A balloon rubbed on your head separates positive and negative charges causing the balloon to lift up your hair.

If you’ve every tried to shake those packing peanuts loose from your hands only to see them stick on your arms, you’ve experienced first hand the power of electrostatic charging. Don’t have packing peanuts? Rub your head with a balloon. When you move the balloon away, it drags your hair with it . Rubbing transfers negatively-charged electrons to the balloon, leaving your hair with a net positive charge. Opposite charges attract.

Astronomers speculate that lunar nightside dust could float even higher than the dayside variety. Finally, there’s the interesting situation at the lunar terminator, the border between day and night.

The terminator moves to the east as the moon’s phase waxes and to the west as it wanes. It’s a constantly shifting boundary. Timothy J. Stubbs of the Laboratory for Extraterrestrial Physics at NASA’s Goddard Space Flight Center, speculates there could be “significant horizontal electric fields forming between the day and night areas, so there might be horizontal dust transport. Dust would get sucked across the terminator sideways.”

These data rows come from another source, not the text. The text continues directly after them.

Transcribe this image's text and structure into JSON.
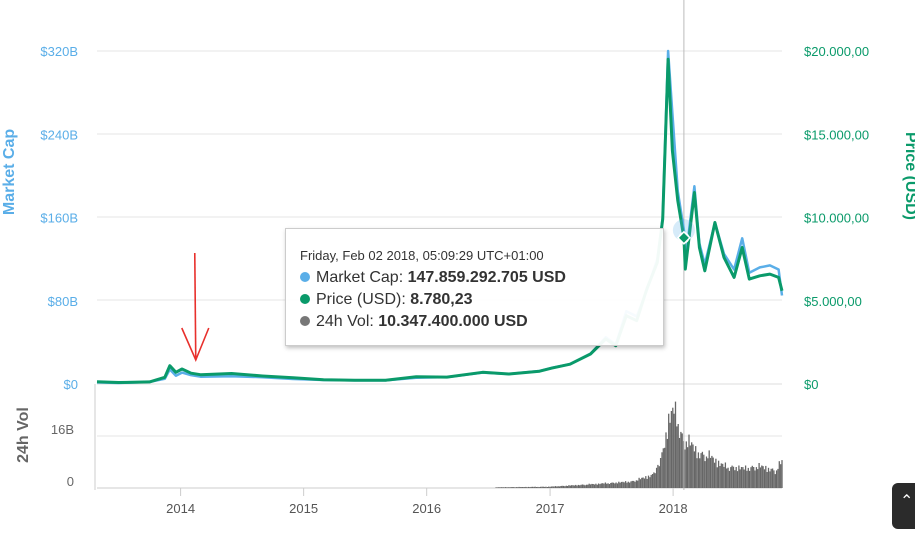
{
  "chart_data": {
    "type": "line",
    "title": "",
    "y_left_label": "Market Cap",
    "y_right_label": "Price (USD)",
    "volume_label": "24h Vol",
    "colors": {
      "market_cap": "#5aaee8",
      "price": "#0a9a6a",
      "volume": "#666666",
      "annotation_arrow": "#e8302c"
    },
    "x_ticks": [
      "2014",
      "2015",
      "2016",
      "2017",
      "2018"
    ],
    "y_left_ticks": [
      "$0",
      "$80B",
      "$160B",
      "$240B",
      "$320B"
    ],
    "y_left_lim": [
      0,
      320
    ],
    "y_left_unit": "billion USD",
    "y_right_ticks": [
      "$0",
      "$5.000,00",
      "$10.000,00",
      "$15.000,00",
      "$20.000,00"
    ],
    "y_right_lim": [
      0,
      20000
    ],
    "volume_ticks": [
      "0",
      "16B"
    ],
    "volume_lim": [
      0,
      32
    ],
    "x_range": [
      "2013-04-28",
      "2018-11-20"
    ],
    "series": [
      {
        "name": "Market Cap",
        "x": [
          "2013-04-28",
          "2013-07-01",
          "2013-10-01",
          "2013-11-15",
          "2013-11-30",
          "2013-12-18",
          "2014-01-05",
          "2014-02-01",
          "2014-03-01",
          "2014-06-01",
          "2014-09-01",
          "2014-12-01",
          "2015-03-01",
          "2015-06-01",
          "2015-09-01",
          "2015-12-01",
          "2016-03-01",
          "2016-06-15",
          "2016-09-01",
          "2016-12-01",
          "2017-01-05",
          "2017-03-01",
          "2017-05-01",
          "2017-06-15",
          "2017-07-15",
          "2017-08-15",
          "2017-09-15",
          "2017-10-15",
          "2017-11-15",
          "2017-12-01",
          "2017-12-17",
          "2017-12-30",
          "2018-01-15",
          "2018-02-02",
          "2018-02-06",
          "2018-03-05",
          "2018-03-20",
          "2018-04-05",
          "2018-05-05",
          "2018-06-01",
          "2018-07-01",
          "2018-07-25",
          "2018-08-15",
          "2018-09-15",
          "2018-10-15",
          "2018-11-10",
          "2018-11-20"
        ],
        "values": [
          1.5,
          1.0,
          2.0,
          5.0,
          14.0,
          8.0,
          11.0,
          8.5,
          7.0,
          7.5,
          6.5,
          4.8,
          3.8,
          3.5,
          3.5,
          6.0,
          6.6,
          11.0,
          9.6,
          12.5,
          15.5,
          19.0,
          29.0,
          45.0,
          38.0,
          70.0,
          65.0,
          90.0,
          120.0,
          160.0,
          320.0,
          260.0,
          185.0,
          148.0,
          118.0,
          190.0,
          135.0,
          115.0,
          155.0,
          125.0,
          110.0,
          140.0,
          107.0,
          112.0,
          114.0,
          110.0,
          85.0
        ]
      },
      {
        "name": "Price (USD)",
        "x": [
          "2013-04-28",
          "2013-07-01",
          "2013-10-01",
          "2013-11-15",
          "2013-11-30",
          "2013-12-18",
          "2014-01-05",
          "2014-02-01",
          "2014-03-01",
          "2014-06-01",
          "2014-09-01",
          "2014-12-01",
          "2015-03-01",
          "2015-06-01",
          "2015-09-01",
          "2015-12-01",
          "2016-03-01",
          "2016-06-15",
          "2016-09-01",
          "2016-12-01",
          "2017-01-05",
          "2017-03-01",
          "2017-05-01",
          "2017-06-15",
          "2017-07-15",
          "2017-08-15",
          "2017-09-15",
          "2017-10-15",
          "2017-11-15",
          "2017-12-01",
          "2017-12-17",
          "2017-12-30",
          "2018-01-15",
          "2018-02-02",
          "2018-02-06",
          "2018-03-05",
          "2018-03-20",
          "2018-04-05",
          "2018-05-05",
          "2018-06-01",
          "2018-07-01",
          "2018-07-25",
          "2018-08-15",
          "2018-09-15",
          "2018-10-15",
          "2018-11-10",
          "2018-11-20"
        ],
        "values": [
          135,
          90,
          125,
          400,
          1100,
          700,
          900,
          650,
          560,
          630,
          480,
          370,
          260,
          230,
          230,
          430,
          415,
          700,
          600,
          770,
          950,
          1190,
          1800,
          2700,
          2300,
          4100,
          3800,
          5700,
          7300,
          9900,
          19500,
          14000,
          11000,
          8780,
          6900,
          11500,
          8200,
          6800,
          9700,
          7600,
          6400,
          8200,
          6300,
          6500,
          6600,
          6400,
          5600
        ]
      },
      {
        "name": "24h Vol",
        "x": [
          "2013-04-28",
          "2013-12-01",
          "2014-06-01",
          "2015-06-01",
          "2016-06-01",
          "2017-01-01",
          "2017-06-01",
          "2017-09-01",
          "2017-11-01",
          "2017-12-01",
          "2017-12-20",
          "2018-01-05",
          "2018-02-02",
          "2018-02-15",
          "2018-03-15",
          "2018-04-15",
          "2018-06-01",
          "2018-08-01",
          "2018-09-15",
          "2018-11-01",
          "2018-11-20"
        ],
        "values": [
          0,
          0.1,
          0.05,
          0.05,
          0.1,
          0.3,
          1.0,
          1.5,
          3.0,
          8.0,
          16.0,
          18.0,
          10.347,
          11.0,
          8.0,
          7.5,
          5.0,
          4.5,
          5.0,
          4.0,
          6.0
        ]
      }
    ],
    "tooltip": {
      "date": "Friday, Feb 02 2018, 05:09:29 UTC+01:00",
      "rows": [
        {
          "label": "Market Cap:",
          "value": "147.859.292.705 USD",
          "color": "#5aaee8"
        },
        {
          "label": "Price (USD):",
          "value": "8.780,23",
          "color": "#0a9a6a"
        },
        {
          "label": "24h Vol:",
          "value": "10.347.400.000 USD",
          "color": "#777777"
        }
      ]
    },
    "crosshair_date": "2018-02-02",
    "annotation_arrow_date": "2014-02-15"
  }
}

Who knew scant bits of dust could fire a burning curiosity to return to the moon?

8 Responses

  1. Andrew Kirk

    Bob, prior to our current “age” of digital photography, how did satellites and other unmanned missions make photographs and send them home?

    1. astrobob

      Great question. The early cameras carried film which was processed automatically with developer and all the rest on board the spacecraft. The developed film was then scanned by an electron beam kind of the way a TV works and then sent via radio back to Earth.